There are certainly many other scenarios where no code solutions can be applied. But the above criteria are a zone that is (a) underserved by pro developers and (b) the risk associated with an amateur no code user building it is small. It’s a lot of upside with very little downside.
That said, there still needs to be governance and leadership for successfully leveraging self-service no code capabilities:
These 8 P’s of Self-Service “No Code” Martech — discussed in more detail in an article that I wrote about platforming marketing a while ago — are how centralized marketing operations and technology managers can put structure and guardrails around decentralized no code empowerment of individauls.

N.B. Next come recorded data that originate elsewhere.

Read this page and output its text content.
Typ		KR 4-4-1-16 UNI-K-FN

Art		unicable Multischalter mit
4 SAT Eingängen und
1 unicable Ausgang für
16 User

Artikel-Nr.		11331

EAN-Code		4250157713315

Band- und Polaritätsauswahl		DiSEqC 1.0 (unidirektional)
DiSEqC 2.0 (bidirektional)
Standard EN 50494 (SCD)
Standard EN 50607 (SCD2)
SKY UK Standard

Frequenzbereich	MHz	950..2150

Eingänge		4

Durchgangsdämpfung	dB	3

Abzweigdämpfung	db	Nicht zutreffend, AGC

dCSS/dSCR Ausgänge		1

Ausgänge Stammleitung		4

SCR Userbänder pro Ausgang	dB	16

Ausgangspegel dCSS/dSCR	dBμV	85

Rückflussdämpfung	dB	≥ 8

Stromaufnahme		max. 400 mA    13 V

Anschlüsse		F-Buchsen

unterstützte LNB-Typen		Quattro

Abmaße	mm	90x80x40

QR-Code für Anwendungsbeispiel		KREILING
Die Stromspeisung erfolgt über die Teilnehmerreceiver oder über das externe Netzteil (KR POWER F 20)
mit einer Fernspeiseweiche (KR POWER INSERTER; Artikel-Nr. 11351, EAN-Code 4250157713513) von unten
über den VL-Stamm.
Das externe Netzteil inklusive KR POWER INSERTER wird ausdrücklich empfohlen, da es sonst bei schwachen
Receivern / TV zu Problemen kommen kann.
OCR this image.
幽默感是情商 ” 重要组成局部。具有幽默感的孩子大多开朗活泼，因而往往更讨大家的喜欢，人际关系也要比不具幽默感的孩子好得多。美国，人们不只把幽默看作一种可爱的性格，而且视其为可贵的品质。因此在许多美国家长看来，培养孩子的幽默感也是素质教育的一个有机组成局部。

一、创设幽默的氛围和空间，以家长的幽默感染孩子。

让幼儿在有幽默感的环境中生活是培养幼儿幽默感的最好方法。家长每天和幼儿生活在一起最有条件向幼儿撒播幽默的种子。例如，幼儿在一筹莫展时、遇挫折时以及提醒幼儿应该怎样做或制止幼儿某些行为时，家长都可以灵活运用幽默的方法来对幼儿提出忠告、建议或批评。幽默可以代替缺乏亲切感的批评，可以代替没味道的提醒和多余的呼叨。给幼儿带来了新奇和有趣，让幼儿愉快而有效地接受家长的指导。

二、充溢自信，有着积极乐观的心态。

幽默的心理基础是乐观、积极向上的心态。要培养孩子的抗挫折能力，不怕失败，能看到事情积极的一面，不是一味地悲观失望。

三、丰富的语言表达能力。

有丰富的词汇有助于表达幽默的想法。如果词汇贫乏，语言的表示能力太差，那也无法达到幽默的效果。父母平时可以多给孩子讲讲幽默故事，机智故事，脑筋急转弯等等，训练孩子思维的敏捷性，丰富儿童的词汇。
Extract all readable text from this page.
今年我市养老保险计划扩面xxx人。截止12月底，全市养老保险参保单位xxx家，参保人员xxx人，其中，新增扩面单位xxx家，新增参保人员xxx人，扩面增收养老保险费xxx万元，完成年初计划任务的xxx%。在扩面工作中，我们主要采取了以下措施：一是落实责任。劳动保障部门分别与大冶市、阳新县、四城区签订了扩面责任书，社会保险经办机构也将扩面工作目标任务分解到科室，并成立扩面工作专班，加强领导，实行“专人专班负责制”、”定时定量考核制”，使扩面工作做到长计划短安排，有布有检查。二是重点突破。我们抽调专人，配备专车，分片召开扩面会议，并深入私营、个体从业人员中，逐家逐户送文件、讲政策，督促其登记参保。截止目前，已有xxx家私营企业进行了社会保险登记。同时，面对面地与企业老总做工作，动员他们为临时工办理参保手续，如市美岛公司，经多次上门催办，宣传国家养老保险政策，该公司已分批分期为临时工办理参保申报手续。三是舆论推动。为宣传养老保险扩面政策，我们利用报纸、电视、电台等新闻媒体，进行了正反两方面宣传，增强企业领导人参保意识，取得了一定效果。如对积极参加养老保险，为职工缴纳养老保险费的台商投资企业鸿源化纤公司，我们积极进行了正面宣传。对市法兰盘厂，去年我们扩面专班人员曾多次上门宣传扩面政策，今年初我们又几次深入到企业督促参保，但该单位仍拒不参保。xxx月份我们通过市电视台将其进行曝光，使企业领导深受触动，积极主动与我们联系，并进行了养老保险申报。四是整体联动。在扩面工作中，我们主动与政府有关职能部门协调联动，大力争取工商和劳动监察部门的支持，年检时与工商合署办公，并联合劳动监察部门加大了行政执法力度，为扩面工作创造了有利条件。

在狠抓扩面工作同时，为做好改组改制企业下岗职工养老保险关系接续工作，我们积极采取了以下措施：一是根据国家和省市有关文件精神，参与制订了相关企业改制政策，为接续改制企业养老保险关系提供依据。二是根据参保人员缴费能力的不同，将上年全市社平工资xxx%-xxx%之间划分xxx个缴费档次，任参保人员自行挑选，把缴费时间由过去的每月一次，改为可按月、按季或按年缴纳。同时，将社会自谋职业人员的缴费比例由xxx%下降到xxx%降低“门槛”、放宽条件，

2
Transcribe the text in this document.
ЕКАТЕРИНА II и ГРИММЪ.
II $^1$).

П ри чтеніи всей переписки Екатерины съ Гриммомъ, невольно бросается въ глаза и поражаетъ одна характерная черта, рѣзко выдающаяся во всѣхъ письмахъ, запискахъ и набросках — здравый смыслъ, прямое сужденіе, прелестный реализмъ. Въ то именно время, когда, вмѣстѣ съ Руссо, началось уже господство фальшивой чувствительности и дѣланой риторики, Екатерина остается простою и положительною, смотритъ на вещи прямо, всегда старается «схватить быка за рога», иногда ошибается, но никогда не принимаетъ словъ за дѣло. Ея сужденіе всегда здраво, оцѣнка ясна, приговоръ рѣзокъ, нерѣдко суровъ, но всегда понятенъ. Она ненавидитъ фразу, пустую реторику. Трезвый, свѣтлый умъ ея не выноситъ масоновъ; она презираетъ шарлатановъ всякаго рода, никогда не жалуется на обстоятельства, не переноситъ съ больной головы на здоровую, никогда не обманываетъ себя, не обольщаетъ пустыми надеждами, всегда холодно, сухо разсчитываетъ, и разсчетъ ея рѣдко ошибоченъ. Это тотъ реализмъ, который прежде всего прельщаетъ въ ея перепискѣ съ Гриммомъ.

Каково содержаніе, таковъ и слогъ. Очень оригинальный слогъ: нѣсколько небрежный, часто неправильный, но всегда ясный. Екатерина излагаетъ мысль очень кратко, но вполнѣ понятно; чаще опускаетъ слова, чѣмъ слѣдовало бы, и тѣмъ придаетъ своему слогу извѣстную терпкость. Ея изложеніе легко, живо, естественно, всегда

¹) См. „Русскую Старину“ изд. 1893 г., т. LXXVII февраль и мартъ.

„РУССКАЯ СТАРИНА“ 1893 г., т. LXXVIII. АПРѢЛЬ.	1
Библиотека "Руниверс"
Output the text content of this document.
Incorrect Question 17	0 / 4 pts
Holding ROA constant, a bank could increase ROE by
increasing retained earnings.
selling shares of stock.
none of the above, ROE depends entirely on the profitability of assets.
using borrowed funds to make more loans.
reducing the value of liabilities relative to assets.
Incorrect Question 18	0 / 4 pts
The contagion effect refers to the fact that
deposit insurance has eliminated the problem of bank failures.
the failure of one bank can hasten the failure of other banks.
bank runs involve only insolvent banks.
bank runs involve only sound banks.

It includes four technology-centric principles:
- Platforms — put in place good no code platforms and services
- Partitions — give individuals/teams their own “space” to work in as much as possible
- Permissioning — set granular permissions for authorized data and services
- Perception — actively monitor for erorrs or unusual behavior and audit usage
But also four people/culture principles:
- Permission — sincerely encourage people to experiment with these tools
- Preparation — provide training and enablement resources to help people use them well
- Principles — establish a few clear guidelines for “good use” of these tools
- Passion — be genuinely passionate decentralized self-service empowerment
With good governance and a focus on the right scenarios where no code brings the greatest net-new value, you can give marketers throughout your organization incredible superpowers. Those who learn to wield them well will be the “top-tier employees” of this new business environment.
The shift from “what if?” ideas to “what about this?” built examples is epic.